Сказать мне было абсолютно нечего. Будь я сам свидетелем происшедшему, тогда другое дело. А так, со слов… В общем, рассказанное Сережкой, меня, к его удивлению, не взволновало нисколько. Верить-то ему я верил, но примерно так, как иной раз веришь прочитанному: мало ли, мол, что бывает.

— Да черт его знает. Вообще-то похоже на сдвиг времени.

— Слушай, если бы не эта штука, — Сережка щелкнул по отполированному древку, — я бы сам поверил, что этот Одиссей, Язон или еще какой-то там древний грек мне привиделся… Сдвиг во времени… Ты мне лучше скажи, как это может быть:

он ведь кинул колье две тысячи лет назад, а оно чуть не продырявило голову мне? Как это может быть?

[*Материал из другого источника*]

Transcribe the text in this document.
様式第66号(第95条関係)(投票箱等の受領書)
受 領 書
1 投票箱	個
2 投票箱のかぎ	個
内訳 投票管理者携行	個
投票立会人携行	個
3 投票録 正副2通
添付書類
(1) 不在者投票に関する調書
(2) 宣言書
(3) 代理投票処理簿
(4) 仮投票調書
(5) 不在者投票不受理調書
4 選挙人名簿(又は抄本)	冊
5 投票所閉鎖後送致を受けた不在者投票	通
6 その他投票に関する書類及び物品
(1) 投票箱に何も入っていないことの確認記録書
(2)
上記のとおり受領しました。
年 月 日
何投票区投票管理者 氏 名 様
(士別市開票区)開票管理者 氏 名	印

— Вообще-то этого быть не может, — сказал я, но, увидев, что Сережка мгновенно нахмурился, поправился: — До сих пор, во всяком случае, не бывало. Но теоретически представить можно так: возьми лист бумаги и нарисуй две точки в разных концах. Расстояние между ними может быть каким угодно большим — все зависит от величины листа. Но сложи лист пополам так, чтобы точки совместились, и расстояние практически исчезнет. Кстати говоря…

В передней звякнул звонок. Сережка пошел открывать. Из прихожей послышался Машин голос. Я прислушался.

— Вы уж извините, Сергей Григорьевич. Боюсь, не заболел ли мой оболтус: плетет что-то непонятное. Так я подумала…

— Давайте его сюда.

— Где, говорю, эту штуку взял? А он: приснилась! И так, и сяк…. может, подарил кто-нибудь, спрашиваю, или, не дай бог, стащил где-нибудь? А он свое: приснилась, и все! Ну, что ты с ним будешь делать!

— Да вы заходите, — сказал Сережка. — Что, так и будем через порог разговаривать?

— Вы уж посмотрите его, Сергей Григорьевич, а я сбегаю к себе, керогаз горит.

— Ладно, ладно, — успокоил ее Сережка, — сейчас посмотрим.

— Ну, заходи, старик, — говорил он, легонько подталкивая неожиданного пациента.

Васька робко поздоровался со мной и потупился.

— Ну-ка, клади свое богатство сюда,-скомандовал Сережка, — и садись.

Васька поставил на краешек стола квадратный ящичек матово-серого цвета и застыл столбом. Но доктор Сергей Григорьевич не подкачал. И через минуту Васька стал рассказывать охотно и подробно. По его словам, дело было так. Сидел себе парень за столом и честно готовил уроки. Вдруг что-то как трахнет! (Сережка быстро взглянул на меня). Когда струхнувший Васька огляделся, он увидел, что сидит в какой-то совершенно незнакомой и очень большой комнате, опутанной разноцветными проводами, как паутиной. Какие-то люди в белых водолазках (Васькино определение) щелкали выключателями, беззвучно переговаривались и вообще вели себя спокойно, хоть и не очень понятно. Один из них, не обращая никакого внимания на Ваську, поставил перед ним на стол небольшой ящичек и отошел. Васька совершенно успокоился, поскольку ему стало абсолютно ясно, что все это снится. Он с интересом разглядывал незнакомую обстановку и даже собрался походить по комнате, но тут, к сожалению, что-то снова грохнуло, и он проснулся. А проснувшись, увидел, что ящичек по-прежнему стоит на его столе, только почему-то съехал к самому краю. В общем, на тот счет, что ящичек достался ему из собственного сна, у Васьки не было никаких сомнений, потому он и объяснил матери коротко и, на его взгляд, исчерпывающе точно: приснился…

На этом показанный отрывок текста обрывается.